JP Morgan analyst Ken Goldman wrote in a note to customers Monday that higher prices will help grocers, especially given tough comparisons with last year’s skyrocketing demand.

“Too much inflation is bad for grocers, but a gradual 2-3% (roughly the percentage that producers have to go through) with a shift in the mix towards higher-priced products is likely to help a lot right now,” he said.

– CNBC’s Melissa Repko contributed to this report.

Categories
Politics

Biden tax hikes would possible section in slowly, Treasury Secretary Yellen says

Former Federal Reserve Chairman Janet L. Yellen, President-elect Joe Biden, who was elected Treasury Secretary, speaks to the Queen in Wilmington, DE on December 1, 2020.

Demetrius Freeman | The Washington Post | Getty Images

Treasury Secretary Janet Yellen said Thursday that any tax hikes sought by the Biden government to fund spending on large tickets would be phased in.

Yellen, speaking to CNBC’s “Closing Bell,” added that the proposed tax increases would likely come later in 2021 as part of a larger legislative package.

It would “include spending and investing over several years” on agenda items like education and infrastructure, said the CFO. “And likely tax hikes to pay at least part of that, which would likely slowly materialize over time.”

Yellen’s comments are of particular interest to investors who have been searching for months’ insight into the timing or size of future tax increases.

Last month, the new Treasury Secretary testified that the US could afford to impose a higher corporate tax rate that corporations pay on their profits when they coordinate with other economies around the world.

During his campaign, President Joe Biden suggested increasing the corporate rate from the current 21% to 28%. Before former President Donald Trump’s tax cuts in 2017, the U.S. corporate rate was 35%.

Still, Biden and Yellen were both quick to say that plans for a higher corporate rate could not begin until after the Covid-19 threat to the economy passes.

Biden “has said that as part of a larger package that would include significant spending and investment proposals – not now while the pandemic is really depressing the economy – he wants to reverse parts of the 2017 tax cuts that have benefited the highest.
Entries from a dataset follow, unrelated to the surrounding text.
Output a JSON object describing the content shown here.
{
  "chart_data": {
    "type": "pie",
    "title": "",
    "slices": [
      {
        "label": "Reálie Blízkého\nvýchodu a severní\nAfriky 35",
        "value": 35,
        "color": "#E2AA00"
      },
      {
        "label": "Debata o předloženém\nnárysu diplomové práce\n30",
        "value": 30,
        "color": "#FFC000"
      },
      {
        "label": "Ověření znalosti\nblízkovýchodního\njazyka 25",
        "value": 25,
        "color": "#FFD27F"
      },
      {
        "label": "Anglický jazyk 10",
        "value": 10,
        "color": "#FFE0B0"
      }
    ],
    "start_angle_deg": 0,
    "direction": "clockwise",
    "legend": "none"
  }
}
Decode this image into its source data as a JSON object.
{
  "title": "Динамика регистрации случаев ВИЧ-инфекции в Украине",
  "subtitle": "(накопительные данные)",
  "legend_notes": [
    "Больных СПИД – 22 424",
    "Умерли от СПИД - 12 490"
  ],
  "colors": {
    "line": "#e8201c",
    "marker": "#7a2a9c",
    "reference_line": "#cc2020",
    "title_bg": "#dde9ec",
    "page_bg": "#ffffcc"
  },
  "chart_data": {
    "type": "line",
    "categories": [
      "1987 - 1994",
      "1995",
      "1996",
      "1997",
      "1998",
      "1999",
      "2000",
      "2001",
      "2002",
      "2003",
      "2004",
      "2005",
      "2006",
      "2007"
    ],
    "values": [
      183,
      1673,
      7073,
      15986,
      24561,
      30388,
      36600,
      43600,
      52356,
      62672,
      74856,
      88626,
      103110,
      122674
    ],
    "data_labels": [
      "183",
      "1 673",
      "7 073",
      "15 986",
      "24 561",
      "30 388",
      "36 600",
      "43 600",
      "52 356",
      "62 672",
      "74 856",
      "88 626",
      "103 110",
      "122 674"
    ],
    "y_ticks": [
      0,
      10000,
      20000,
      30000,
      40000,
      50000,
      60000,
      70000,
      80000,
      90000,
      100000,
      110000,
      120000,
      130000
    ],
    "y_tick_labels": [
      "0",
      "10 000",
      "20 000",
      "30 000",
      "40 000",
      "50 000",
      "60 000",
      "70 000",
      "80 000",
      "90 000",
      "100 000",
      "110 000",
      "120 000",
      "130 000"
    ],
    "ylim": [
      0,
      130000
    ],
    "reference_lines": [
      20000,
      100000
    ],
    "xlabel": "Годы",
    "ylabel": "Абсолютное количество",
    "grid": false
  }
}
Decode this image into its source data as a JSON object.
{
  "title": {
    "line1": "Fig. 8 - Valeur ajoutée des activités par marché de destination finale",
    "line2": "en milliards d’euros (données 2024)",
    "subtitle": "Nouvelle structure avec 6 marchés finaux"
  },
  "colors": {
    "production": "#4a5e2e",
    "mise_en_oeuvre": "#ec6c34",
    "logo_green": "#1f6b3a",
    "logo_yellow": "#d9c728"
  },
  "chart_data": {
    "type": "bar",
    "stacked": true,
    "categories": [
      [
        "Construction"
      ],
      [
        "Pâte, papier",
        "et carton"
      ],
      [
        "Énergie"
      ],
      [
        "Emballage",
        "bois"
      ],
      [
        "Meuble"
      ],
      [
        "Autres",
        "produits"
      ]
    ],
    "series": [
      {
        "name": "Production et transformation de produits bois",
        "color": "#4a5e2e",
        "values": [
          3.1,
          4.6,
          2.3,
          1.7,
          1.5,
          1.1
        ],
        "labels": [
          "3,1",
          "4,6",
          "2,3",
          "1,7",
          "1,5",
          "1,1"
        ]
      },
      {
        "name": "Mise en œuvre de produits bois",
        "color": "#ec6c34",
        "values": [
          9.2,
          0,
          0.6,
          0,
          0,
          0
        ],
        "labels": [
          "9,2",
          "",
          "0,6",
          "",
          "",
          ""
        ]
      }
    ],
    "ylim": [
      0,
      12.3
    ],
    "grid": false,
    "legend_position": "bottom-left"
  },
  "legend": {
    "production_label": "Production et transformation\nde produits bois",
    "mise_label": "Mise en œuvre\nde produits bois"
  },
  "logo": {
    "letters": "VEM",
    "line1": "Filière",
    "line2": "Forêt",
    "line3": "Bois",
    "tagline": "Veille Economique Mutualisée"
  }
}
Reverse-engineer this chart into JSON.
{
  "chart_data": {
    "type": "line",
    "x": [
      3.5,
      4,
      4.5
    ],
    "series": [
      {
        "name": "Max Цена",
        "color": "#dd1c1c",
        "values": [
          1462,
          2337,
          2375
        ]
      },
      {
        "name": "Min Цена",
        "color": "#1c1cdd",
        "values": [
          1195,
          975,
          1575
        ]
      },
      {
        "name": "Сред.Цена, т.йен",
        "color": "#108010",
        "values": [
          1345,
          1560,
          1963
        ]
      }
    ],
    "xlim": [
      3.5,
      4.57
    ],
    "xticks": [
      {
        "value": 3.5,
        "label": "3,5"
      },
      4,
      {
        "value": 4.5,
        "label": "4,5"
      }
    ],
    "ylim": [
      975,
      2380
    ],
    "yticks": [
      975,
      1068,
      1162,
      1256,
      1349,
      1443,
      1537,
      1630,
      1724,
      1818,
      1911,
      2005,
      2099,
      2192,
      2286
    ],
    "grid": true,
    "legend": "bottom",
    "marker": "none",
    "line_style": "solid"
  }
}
Income Americans and big corporations, “Yellen said in January.

Biden’s Treasury Secretary also reiterated her belief that the government’s $ 1.9 trillion proposal could help the US get back to full employment in a year.

“We think it’s very important to have a big package [that] addresses the pain this has caused – 15 million Americans default, 24 million adults and 12 million children who don’t have enough to eat, small businesses fail, “she told CNBC’s Sara Eisen.

“I think the price of too little is much higher than the price of something big. We believe the benefits will far outweigh the costs in the long run,” she said, adding that given the fact, she wasn’t worried historical government spending is about rising inflation.

Yellen is the first woman to lead the finance department.